More specifically, every HTTP URL conforms to the syntax of a generic URI, which is of the form:
```
scheme:[//[user[:password]@]host[:port]][/path][?query][#fragment]
```
This comprises:

* The **scheme**, consisting of a sequence of characters beginning with a letter and followed by any combination of letters, digits, plus (`+`), period (`.`), or hyphen (`-`). Although schemes are case-insensitive, the canonical form is lowercase and documents that specify schemes must do so with lowercase letters. It is followed by a colon (`:`). Examples of popular schemes include `http` or `https`, `ftp`, `mailto` and `file`. 

* Two slashes (`//`): This is required by some schemes and not required by some others. 

* An **authority part**, comprising:
  * An optional authentication section of a **user name** and **password**, separated by a colon, followed by an at symbol (`@`)
  * A **host**, consisting of either a registered name (including but not limited to a hostname), or an IP address. 
  * An optional **port number**, separated from the hostname by a colon
  
* A **path**, which contains data, usually organized in hierarchical form, that appears as a sequence of segments separated by slashes (`/`). Such a sequence may resemble or map exactly to a file system path, but does not always imply a relation to one. 

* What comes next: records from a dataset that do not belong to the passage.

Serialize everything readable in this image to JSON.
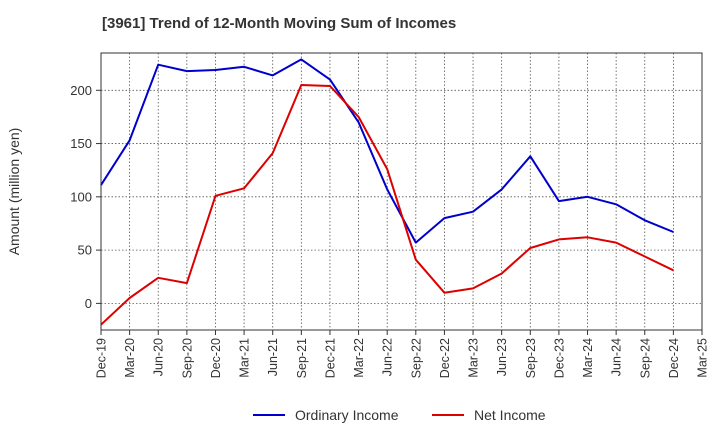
{
  "chart_data": {
    "type": "line",
    "title": "[3961]  Trend of 12-Month Moving Sum of Incomes",
    "xlabel": "",
    "ylabel": "Amount (million yen)",
    "ylim": [
      -25,
      235
    ],
    "yticks": [
      0,
      50,
      100,
      150,
      200
    ],
    "categories": [
      "Dec-19",
      "Mar-20",
      "Jun-20",
      "Sep-20",
      "Dec-20",
      "Mar-21",
      "Jun-21",
      "Sep-21",
      "Dec-21",
      "Mar-22",
      "Jun-22",
      "Sep-22",
      "Dec-22",
      "Mar-23",
      "Jun-23",
      "Sep-23",
      "Dec-23",
      "Mar-24",
      "Jun-24",
      "Sep-24",
      "Dec-24",
      "Mar-25"
    ],
    "grid": true,
    "legend": "bottom-center",
    "series": [
      {
        "name": "Ordinary Income",
        "color": "#0000cc",
        "values": [
          111,
          153,
          224,
          218,
          219,
          222,
          214,
          229,
          210,
          170,
          107,
          57,
          80,
          86,
          107,
          138,
          96,
          100,
          93,
          78,
          67,
          null
        ]
      },
      {
        "name": "Net Income",
        "color": "#dd0000",
        "values": [
          -20,
          5,
          24,
          19,
          101,
          108,
          141,
          205,
          204,
          175,
          126,
          41,
          10,
          14,
          28,
          52,
          60,
          62,
          57,
          44,
          31,
          null
        ]
      }
    ]
  }
}
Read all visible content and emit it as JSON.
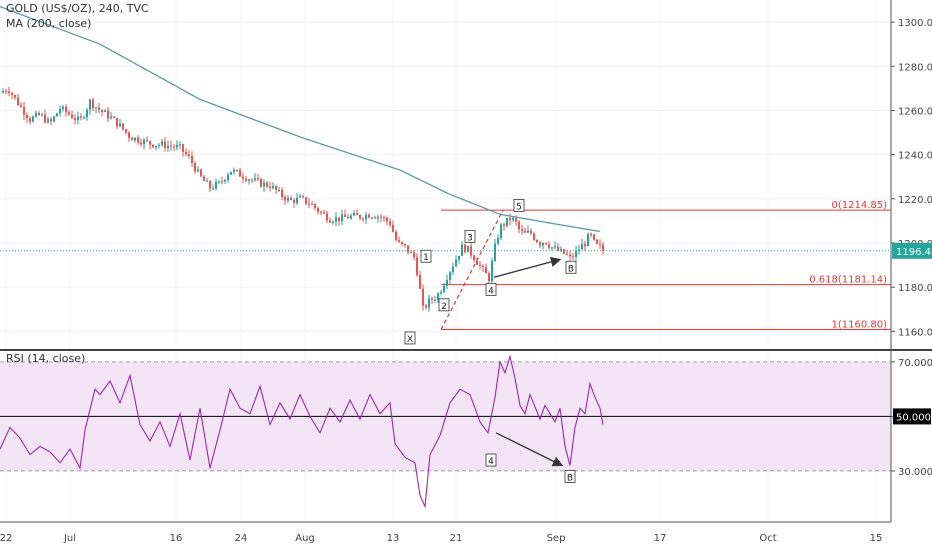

* An optional **query**, separated from the preceding part by a question mark (`?`), containing a query string of non-hierarchical data. Its syntax is not well defined, but by convention is most often a sequence of attribute–value pairs separated by a delimiter (`&` or `;`).

* An optional **fragment**, separated from the preceding part by a hash (`#`). The fragment contains a fragment identifier providing direction to a secondary resource.  When the primary resource is an HTML document, the fragment is often an id attribute of a specific element, and web browsers will scroll this element into view.  The fragment thus is directed towards the client and will not become part of the request sent to the server.